Caterina’s Story, Part 4: Talking About Trauma

When we talk about our trauma we have the opportunity to examine the beliefs and behaviors that were born from it. Often these beliefs and behaviors, which may originally keep us safe, hurt us later in life.

Allowing our trauma to speak gives us the opportunity to heal it. My trauma speaks through my inner child. In the middle of May, I began to ‘hear’ my inner child. She spoke freely as I wrote and wrote, filling 100s of pages of journals. She told me many, many stories of the trauma she’s endured both as a child and as a previously unseen and unheard child trapped in my adult body.

Hearing my stories in her voice began to allow me to better understand my behavior and thoughts, in particular the protective patterns and toxic/limiting beliefs that I have, which, sure enough, hurt me now.

As a child, these behaviors and beliefs were crafted to protect me because I had no control over my environment. But now, as an adult, surrounded by people who love me, they keep me isolated and feeling powerless and afraid instead of safe. I call them my CAGES, a term coined (as best I can tell) by Glennon Doyle.

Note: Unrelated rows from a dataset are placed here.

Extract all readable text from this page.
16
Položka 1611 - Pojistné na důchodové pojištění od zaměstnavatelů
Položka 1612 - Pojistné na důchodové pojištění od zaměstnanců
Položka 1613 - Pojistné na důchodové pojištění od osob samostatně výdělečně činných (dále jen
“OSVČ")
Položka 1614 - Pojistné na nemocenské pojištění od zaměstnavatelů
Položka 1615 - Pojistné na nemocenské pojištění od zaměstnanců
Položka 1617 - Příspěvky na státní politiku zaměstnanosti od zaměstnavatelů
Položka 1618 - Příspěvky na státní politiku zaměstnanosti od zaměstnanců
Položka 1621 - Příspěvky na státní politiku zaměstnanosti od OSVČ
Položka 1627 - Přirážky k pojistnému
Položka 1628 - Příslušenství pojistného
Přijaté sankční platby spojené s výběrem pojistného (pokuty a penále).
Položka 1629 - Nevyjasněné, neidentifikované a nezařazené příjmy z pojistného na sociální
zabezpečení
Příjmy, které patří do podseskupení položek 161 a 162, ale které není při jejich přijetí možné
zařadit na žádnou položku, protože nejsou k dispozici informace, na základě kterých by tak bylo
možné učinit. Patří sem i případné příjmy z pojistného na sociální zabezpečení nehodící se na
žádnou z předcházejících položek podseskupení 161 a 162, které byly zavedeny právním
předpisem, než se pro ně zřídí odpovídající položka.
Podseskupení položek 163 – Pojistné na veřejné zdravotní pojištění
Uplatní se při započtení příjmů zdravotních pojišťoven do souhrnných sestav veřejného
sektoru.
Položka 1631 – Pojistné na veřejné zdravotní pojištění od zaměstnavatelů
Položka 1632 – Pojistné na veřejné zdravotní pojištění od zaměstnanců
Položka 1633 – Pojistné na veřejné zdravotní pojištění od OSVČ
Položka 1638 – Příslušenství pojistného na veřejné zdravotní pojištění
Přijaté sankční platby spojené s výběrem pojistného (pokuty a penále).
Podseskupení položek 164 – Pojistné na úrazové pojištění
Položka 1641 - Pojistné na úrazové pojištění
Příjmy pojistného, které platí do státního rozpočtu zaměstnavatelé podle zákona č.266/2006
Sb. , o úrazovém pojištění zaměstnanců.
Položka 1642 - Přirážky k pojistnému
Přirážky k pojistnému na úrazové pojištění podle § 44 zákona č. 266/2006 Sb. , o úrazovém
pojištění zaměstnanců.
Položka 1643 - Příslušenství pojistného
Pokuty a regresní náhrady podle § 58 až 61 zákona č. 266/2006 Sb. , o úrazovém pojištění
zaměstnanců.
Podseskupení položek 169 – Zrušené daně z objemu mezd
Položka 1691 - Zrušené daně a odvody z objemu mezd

My belief that ‘HELP HAS A PRICE’ and my resulting behaviors, especially ‘NOT ASKING FOR HELP’, is a cage I created as a child to keep me safe, which I am now learning to BREAK FREE from. This is a story about why I built that cage. It was told to me by my inner child...

In Grade 3 I was transferred from a public school to a private one after my teacher threw a desk. I don’t remember being afraid. The new private school is called Montessori and it’s housed in a walk-up apartment building.

I don’t remember the first teacher there but I remember the second. He is a big man with a reddish mustache and my parents are friends with him and his wife, a small Asian woman. Sometimes we spend Saturday evenings at their home. They have one daughter. I don’t remember anything about her.

But I remember him.

Not at first. At first, I block him out. I block him out because when I walk to the front of the class to ask for help he touches me. I learn that when you want something from a man you have to let them touch you. Help has a price.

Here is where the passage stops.